We can see that the there are almost 80 majors where the percentage of women is below 50%, and almost 100 majors where the percentage of women is above 50%.

Let's now go search for common median saleries, by showing a histogram of the median salaries.

In [42]:

```
recent_grads['Median'].hist(bins=20)
```

Out[42]:

It looks like the ranges between 25K and 50K are most common. Let's zoom in further on this part.

In [43]:

```
recent_grads['Median'].hist(bins=25, range=(25000,50000))
```

Out[43]:

It looks like very common (median) salaries are 35-36K and 40-41K.

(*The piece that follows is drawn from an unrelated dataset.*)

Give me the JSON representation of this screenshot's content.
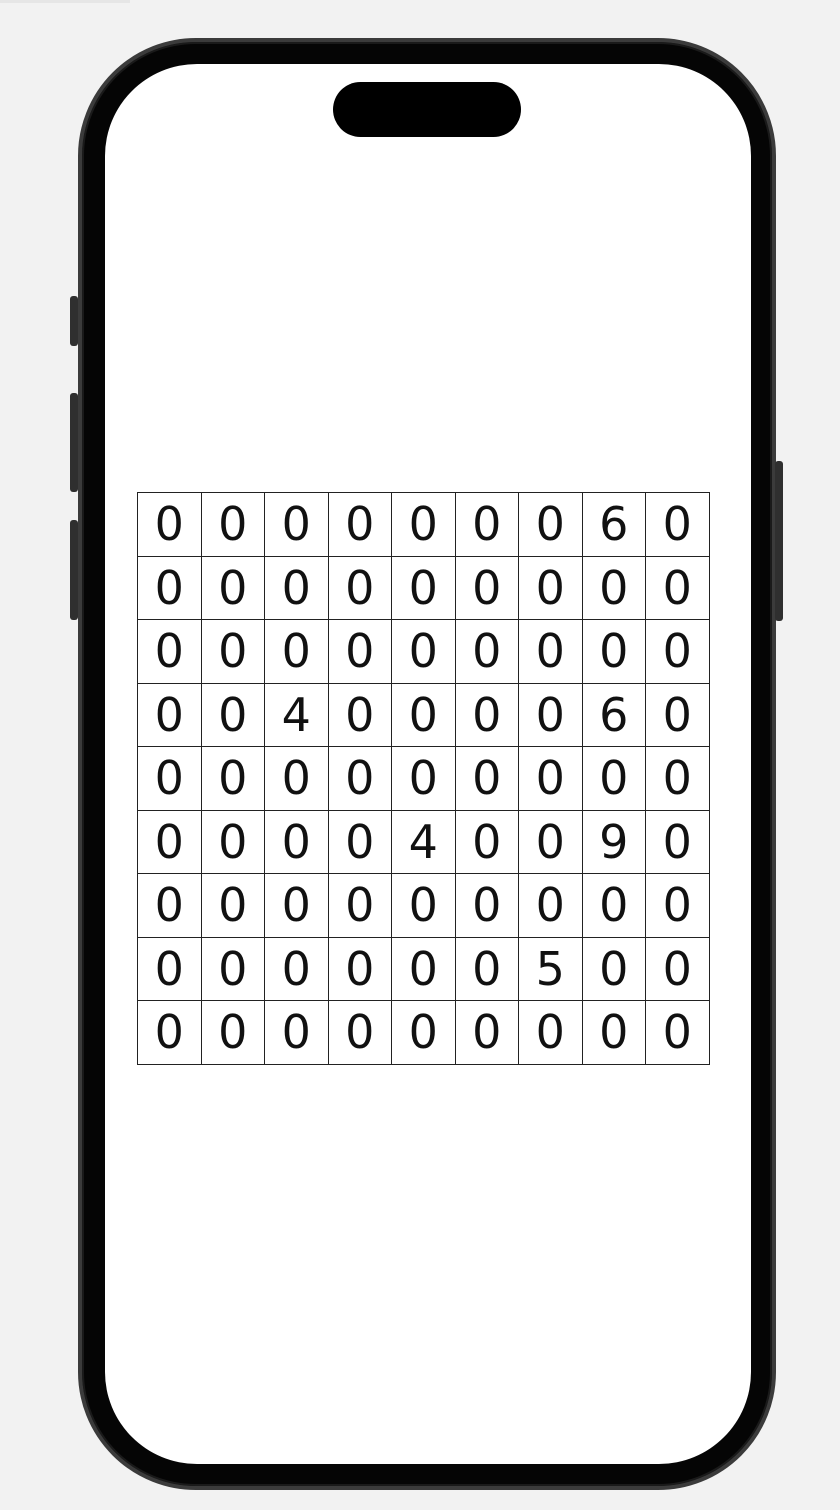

Let's looking further in the relations between (1)total number of majors (2)the median salary (3) percentage of women by creating a **scatter-matrix** for these three.

In [44]:

```
from pandas.plotting import scatter_matrix
scatter_matrix(recent_grads[['Total','Median', 'ShareWomen']], figsize = (12,12))
```

Out[44]:

What we can see from these plots is that:

- majors that are more popular tend to have a somewhat lower median salary
- majors that are more popular tend to attract a higher percentage of women In line with what we observed earlier

Now let's also create **bar-plots** for the first 10 and for the last 10 majors in the list to see what we can learn from that.

In [45]:

```
recent_grads[:10].plot.bar(x='Major', y='ShareWomen')
recent_grads[-10:].plot.bar(x='Major', y='ShareWomen')
```

Out[45]:

In [46]:

```
recent_grads[:10].plot.bar(x='Major', y='Unemployment_rate')
recent_grads[-10:].plot.bar(x='Major', y='Unemployment_rate')
```

Out[46]:

What we see:

- 'Engineering' majors (well represented in the first ten) attract low percentages of women; unemployments rates seem generally low (with the exception of Nuclear Engineering)
- Majors like psychology and language/education oriented topics attract higher percentages of women; unemployment rates are somewhat higher

Let's wrap-up with sharing some of the observations that we made above:

- The most popular majors are not those that result in the highest (median) salaries.
- Majors with higher percentages of women (which is actually a majority) tend to have lower (median) salaries.

Clearly, we've only be scratching the surface. The dataset contains a wealth of interesting data to explore. Possibly to be continued at another occassion!